In an article from Orthodox Reflections titled, “Who are the Palestinian Christians,” a key point is shared:
“Palestinian Christians, and many Muslims as well, are the actual descendants of the Israelites – the Children of Abraham. Rabbinic Jews, by and large, are either not descended from the Israelites, or are so to a markedly lesser degree… This fact absolutely destroys Christian Zionism, particularly of the Dispensational variety, which believes dogmatically that modern Rabbinic Jews are the descendants of Abraham, to whom all the Old Testament covenants and prophecies still apply.”
The very Palestinians who have been displaced, oppressed and killed by the secular state of Israel are the very Palestinians who, if one were to make an argument for a material/regional people of Israel, would make the strongest case.
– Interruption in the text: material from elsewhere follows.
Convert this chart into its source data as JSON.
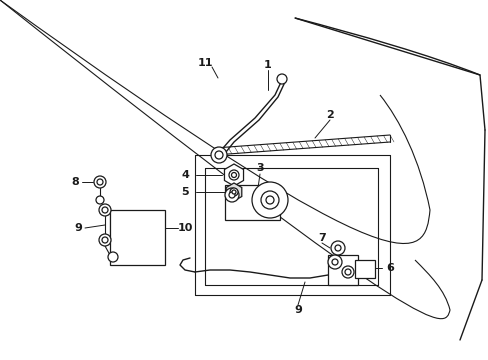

Now, the refuting of the dispensationalist idea of what Israel is, and who the descendants of the ancient Jews are, is one thing. The more alarming and immediate concern lies in what role dispensationalists believe the state of Israel holds in their misguided eschatology. These beliefs did not even take root until the 19th century, when John Nelson Darby introduced his theology of dispensation. This spread even further when Cyrus Ingerson Scofield published the Scofield Reference Bible in 1909, which relied heavily on dispensationalism in its notes.
In their eschatological view, Jews are a cog in the end-times equation which includes the rebuilding of the temple, the coming of the Antichrist (who then defiles the temple), the pre-tribulation Rapture, and after those left behind suffer, an earthly rule which includes a thousand-year reign following the second coming of Jesus.
“The Israel-church distinction means that promises and covenants made with Israel cannot find a complete fulfillment with the church since the church is not Israel, and God must fulfill His promises with the group to whom the promises originally were made” the Gospel Coalition, a reformed evangelical website, states.
Because of that, dispensationalists need Israel to go to war. They need the fulfilment of these prophecies by a secular nation, as they reject their fulfilment in the Church. They need a literal interpretation of Revelation to play out, as they have no Divine Liturgy in which it plays out each and every week.
For them, “Blessed is he who reads and those who hear the words of this prophecy, and keep those things which are written in it” (Revelation 1:3) doesn’t serve as an encouragement to participate in the mystical icon of heavenly worship we find in Christ’s Body – the Orthodox Church – but rather creates an almost schizophrenic need to attach oneself to any geopolitical movement that could be seen as the spark that ignites the beginning of the end.
This is the truest, most direct form of anti-semitism. No call to repentance and belief in Christ, no care for the salvation of the Jewish people, and a shallow, wordly care for the preservation of the state of Israel’s people insofar as they are carrying out dispensationalist prophecies. Once they do that, whether they live or die is of no concern – the elect will be raptured into the heavens, leaving them behind.
“For I testify to everyone who hears the words of the prophecy of this book: If anyone adds to these things, God will add him to the plagues that are written in this book; and if anyone takes away from the words of the book of this prophecy, God shall take away his part from the Book of Life, from the holy city, and from the things which are written in this book.
He who testifies these things says, ‘Surely I am coming quickly.’
Amen. Even so, come, Lord Jesus!
The grace of our Lord Jesus Christ be with you all. Amen.”